Спускаясь по лестнице, я поймала себя на том, что вспоминаю, как мы подружились с Дженни, эта история началась еще до того, как мы встретились. В последний вечер перед нашим с Санджеем отъездом из Бруклина наши ближайшие друзья потащили нас на прощальный ужин в наш любимый ресторан. Стиви было полгода от роду, и в этот момент она была чудесным ребенком, из тех, которые вводят в вас в заблуждение, внушая мысль о том, что воспитание детей – это как раз то, что вы себе представляли. Я качала ее на коленях, пока на столе сменяли тарелочки, а в бокалы снова и снова подливали вино. В какой-то момент моя подруга Алекс, улыбнувшись ярко-розовыми губами, сказала со своим отвратительным висконсинским акцентом с оттенками диалекта Западной Новой Гвинеи:
– Не беспокойся, дорогая. Вы вернетесь.
– Разумеется, вернемся, – сказала я, хотя ни в чем подобном уверена не была. – Если все пойдет по плану, может быть, года через четыре, когда Санджей будет учиться в ординатуре.

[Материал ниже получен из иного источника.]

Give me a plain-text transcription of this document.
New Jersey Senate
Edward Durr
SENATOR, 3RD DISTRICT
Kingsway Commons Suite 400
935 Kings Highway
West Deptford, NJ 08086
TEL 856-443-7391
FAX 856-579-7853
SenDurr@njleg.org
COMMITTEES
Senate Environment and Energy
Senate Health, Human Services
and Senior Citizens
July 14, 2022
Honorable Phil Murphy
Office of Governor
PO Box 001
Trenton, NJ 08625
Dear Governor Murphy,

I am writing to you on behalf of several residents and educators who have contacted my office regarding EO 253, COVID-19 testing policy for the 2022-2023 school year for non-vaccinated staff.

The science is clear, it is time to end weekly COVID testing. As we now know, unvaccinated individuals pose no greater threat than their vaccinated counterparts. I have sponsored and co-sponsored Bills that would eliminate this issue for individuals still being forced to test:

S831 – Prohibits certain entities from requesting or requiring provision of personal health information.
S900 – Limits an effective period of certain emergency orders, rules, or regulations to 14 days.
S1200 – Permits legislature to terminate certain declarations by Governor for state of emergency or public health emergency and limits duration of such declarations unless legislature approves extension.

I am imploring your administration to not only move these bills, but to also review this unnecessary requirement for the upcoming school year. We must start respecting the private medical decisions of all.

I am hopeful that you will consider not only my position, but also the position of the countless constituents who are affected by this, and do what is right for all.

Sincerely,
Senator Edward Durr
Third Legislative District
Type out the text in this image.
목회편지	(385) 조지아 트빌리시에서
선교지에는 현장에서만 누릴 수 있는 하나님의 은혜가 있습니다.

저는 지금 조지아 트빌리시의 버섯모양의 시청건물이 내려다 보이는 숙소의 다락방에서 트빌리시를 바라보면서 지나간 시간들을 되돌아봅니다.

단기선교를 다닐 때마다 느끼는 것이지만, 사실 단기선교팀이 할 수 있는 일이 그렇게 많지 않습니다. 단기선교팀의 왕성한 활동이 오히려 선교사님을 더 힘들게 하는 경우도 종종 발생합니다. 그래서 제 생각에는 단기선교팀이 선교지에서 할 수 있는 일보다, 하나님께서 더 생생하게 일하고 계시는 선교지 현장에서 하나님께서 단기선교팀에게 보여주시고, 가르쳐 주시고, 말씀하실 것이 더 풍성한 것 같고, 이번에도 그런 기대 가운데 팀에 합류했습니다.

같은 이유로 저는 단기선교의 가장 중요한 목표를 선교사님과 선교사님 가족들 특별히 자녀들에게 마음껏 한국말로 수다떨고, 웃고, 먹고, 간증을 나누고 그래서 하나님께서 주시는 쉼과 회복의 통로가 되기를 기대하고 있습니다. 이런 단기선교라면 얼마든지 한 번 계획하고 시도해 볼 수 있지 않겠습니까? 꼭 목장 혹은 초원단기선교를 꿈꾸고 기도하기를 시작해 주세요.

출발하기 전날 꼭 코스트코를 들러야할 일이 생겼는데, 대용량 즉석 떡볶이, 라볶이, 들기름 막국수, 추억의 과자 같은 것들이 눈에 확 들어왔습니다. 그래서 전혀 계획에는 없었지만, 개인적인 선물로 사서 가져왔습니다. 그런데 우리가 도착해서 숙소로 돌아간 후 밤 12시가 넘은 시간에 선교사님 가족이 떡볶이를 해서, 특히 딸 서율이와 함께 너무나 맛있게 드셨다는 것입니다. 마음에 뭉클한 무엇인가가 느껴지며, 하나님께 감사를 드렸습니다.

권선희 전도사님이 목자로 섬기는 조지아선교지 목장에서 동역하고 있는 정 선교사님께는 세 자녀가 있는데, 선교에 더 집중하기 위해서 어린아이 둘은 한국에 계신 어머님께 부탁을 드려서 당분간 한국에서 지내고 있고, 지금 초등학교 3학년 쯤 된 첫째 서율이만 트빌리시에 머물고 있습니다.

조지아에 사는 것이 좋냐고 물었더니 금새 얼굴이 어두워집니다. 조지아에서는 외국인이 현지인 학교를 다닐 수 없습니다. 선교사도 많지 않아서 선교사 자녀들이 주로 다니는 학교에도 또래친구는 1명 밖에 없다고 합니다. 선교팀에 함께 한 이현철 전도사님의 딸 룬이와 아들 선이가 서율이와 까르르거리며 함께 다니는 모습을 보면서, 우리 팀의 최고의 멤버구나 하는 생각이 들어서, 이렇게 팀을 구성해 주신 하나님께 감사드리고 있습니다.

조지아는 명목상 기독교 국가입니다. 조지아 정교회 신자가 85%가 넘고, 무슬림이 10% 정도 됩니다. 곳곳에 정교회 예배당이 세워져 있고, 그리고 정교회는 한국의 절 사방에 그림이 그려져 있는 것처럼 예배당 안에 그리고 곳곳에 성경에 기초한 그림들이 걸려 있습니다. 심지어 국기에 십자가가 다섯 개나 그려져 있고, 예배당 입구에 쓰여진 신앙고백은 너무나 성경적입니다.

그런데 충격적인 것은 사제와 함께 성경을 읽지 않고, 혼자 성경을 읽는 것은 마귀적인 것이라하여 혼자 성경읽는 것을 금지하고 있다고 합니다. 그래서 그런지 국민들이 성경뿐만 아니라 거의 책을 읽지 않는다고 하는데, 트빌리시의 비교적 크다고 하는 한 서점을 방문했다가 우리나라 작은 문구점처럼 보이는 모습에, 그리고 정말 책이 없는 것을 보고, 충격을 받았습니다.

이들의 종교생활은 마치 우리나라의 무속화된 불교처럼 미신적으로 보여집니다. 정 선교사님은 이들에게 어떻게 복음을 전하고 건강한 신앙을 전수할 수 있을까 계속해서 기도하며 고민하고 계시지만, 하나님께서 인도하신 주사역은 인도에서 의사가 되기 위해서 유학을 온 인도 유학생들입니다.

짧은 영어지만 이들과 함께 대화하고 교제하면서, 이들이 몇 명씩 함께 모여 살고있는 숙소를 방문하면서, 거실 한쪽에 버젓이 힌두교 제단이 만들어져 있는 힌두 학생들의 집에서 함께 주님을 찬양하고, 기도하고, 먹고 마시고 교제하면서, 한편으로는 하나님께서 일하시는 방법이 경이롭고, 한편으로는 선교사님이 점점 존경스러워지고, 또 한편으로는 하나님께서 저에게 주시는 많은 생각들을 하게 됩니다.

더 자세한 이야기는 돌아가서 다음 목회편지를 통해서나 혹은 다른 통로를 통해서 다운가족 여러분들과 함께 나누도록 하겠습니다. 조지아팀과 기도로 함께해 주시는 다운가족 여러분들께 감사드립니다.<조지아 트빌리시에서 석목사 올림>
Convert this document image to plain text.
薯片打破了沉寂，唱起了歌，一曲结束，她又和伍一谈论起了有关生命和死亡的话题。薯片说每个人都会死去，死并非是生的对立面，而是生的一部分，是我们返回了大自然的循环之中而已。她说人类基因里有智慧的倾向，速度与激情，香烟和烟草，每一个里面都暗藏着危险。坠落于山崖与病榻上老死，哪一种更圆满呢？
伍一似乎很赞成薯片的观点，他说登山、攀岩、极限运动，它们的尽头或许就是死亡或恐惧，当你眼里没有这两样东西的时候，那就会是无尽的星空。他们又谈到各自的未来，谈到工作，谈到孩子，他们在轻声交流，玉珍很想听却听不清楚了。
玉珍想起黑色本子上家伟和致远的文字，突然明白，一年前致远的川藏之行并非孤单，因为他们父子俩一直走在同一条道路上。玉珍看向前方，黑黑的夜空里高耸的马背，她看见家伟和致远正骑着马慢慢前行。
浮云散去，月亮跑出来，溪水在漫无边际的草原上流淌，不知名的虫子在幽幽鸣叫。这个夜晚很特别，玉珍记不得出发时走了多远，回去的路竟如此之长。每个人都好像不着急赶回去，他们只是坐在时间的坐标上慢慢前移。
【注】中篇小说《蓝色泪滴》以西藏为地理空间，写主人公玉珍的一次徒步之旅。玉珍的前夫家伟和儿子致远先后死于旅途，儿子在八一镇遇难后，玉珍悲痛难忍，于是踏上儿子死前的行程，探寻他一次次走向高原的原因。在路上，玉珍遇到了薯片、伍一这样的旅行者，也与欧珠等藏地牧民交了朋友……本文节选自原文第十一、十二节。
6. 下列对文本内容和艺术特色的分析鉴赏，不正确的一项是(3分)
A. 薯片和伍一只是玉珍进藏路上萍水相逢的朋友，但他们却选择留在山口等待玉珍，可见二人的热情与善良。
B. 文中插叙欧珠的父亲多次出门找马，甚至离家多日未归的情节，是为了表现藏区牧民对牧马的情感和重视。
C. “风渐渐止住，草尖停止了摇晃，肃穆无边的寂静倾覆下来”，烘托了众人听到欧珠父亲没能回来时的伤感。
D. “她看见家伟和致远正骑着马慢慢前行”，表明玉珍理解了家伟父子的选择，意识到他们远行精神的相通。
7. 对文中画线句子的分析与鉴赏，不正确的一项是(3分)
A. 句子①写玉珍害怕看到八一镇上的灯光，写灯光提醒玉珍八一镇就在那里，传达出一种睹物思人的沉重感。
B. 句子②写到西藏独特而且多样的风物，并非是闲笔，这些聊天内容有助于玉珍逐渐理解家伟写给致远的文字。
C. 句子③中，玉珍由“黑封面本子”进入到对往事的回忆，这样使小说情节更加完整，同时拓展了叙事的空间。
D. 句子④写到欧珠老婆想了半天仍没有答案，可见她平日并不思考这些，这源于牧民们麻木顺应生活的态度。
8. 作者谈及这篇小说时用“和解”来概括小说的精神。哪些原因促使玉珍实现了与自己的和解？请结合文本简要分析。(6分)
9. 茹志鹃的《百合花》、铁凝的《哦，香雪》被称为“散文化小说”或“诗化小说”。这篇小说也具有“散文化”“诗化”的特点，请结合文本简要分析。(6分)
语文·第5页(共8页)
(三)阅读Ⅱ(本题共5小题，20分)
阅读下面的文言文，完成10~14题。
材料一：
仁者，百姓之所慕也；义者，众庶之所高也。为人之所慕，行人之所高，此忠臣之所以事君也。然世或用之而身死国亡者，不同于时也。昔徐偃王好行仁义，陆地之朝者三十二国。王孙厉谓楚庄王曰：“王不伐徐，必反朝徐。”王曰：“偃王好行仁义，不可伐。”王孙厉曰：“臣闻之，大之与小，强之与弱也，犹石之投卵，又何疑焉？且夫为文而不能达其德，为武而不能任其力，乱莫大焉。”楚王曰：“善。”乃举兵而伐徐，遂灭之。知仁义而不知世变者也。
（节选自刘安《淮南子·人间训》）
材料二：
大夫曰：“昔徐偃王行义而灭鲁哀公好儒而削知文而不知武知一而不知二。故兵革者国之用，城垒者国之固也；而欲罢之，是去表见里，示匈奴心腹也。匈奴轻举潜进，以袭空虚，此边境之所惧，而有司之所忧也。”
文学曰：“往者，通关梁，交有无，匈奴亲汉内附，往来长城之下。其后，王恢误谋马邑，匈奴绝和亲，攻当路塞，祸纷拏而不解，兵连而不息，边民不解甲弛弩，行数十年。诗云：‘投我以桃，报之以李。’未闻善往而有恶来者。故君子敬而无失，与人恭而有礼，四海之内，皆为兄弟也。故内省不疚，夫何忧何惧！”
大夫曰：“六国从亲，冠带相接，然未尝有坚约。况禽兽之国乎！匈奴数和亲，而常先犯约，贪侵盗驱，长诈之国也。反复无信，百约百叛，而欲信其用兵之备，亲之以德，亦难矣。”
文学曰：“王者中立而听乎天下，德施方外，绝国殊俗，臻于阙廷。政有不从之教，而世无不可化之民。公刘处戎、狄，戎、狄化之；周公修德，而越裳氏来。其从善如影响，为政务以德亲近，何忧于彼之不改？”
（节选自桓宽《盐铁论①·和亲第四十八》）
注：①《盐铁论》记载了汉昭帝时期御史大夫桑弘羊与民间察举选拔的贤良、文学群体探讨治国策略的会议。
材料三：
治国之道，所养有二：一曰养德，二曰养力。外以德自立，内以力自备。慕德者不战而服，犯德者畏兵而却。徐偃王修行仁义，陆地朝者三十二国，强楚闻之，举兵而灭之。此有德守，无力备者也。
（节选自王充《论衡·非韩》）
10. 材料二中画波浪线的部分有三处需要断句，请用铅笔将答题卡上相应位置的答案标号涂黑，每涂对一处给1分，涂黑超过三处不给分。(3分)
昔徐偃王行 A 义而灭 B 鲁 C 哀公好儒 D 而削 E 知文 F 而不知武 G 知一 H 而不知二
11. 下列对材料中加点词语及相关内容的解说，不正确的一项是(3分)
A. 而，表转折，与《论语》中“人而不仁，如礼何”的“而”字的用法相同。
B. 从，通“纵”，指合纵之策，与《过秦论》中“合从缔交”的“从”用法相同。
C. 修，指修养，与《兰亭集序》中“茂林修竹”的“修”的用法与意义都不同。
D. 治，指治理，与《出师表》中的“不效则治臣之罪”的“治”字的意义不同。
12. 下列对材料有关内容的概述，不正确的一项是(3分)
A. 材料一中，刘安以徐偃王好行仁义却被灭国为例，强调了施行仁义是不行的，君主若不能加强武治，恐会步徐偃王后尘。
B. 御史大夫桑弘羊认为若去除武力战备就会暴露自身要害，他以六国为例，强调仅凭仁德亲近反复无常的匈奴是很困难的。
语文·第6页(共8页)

Наше семейство Руиз-Кар, состоящее их трех человек, направлялось на запад, не то чтобы нам нужно было пересечь половину страны, хотя в те времена даже Нью-Джерси воспринимался как Тимбукту. Но наш маршрут был уже уточнен. После нескольких лет подготовки Санджея приняли в медицинскую школу, занимавшую девятое место в национальном рейтинге, он планировал получить там специальность невролога, или нефролога, или, возможно, психиатра, как его отец.
Сказать, что у меня были сомнения по поводу этого блестящего плана, было бы преуменьшением. Мы с Санджеем знали друг друга почти десять лет и семь лет из них были вместе. На протяжении всего этого времени он был похож на семечко, созревшее для дальнейшей жизни, но не пустившее корни и гонимое ветром. Как мог мужчина, часами смотревший документальные фильмы о Джими Хендриксе и читавший биографии Чарли Паркера и Чет Бейкер, верить, что, еще немного подучившись, он сможет волшебным образом превратиться в человека, страстно увлеченного физиологией? Почему было бы не принять себя таким, каким он был, и не найти полезную и хорошо оплачиваемую работу, соответствующую его истинным интересам, то есть музыке и искусству, и не имеющую отношения к медицине? Разве он не понимал, что у него были причины пойти работать в журнал об искусстве, вместо того чтобы после окончания колледжа учиться в медицинской школе?
Тем не менее. Его родители хотели, чтобы он стал врачом. Они ожидали этого от него. Вдобавок выполнение его плана обеспечило бы хорошую, стабильную жизнь для нашей семьи, и я просто завелась. Пока я тешила себя фантазиями о том, что стану женой врача, мне нравилась мысль о том, что я смогу ходить в продовольственный магазин и покупать все, что захочу, не думая о том, сколько это стоит, как и мысль о возможности провести отпуск вместе с Санджеем и Стиви без задолженности по кредитной карте, которую придется выплачивать несколько лет, если вообще удастся выплатить. Может быть, потом, позднее, думала я, я смогла бы на год оставить работу и написать детские книжки.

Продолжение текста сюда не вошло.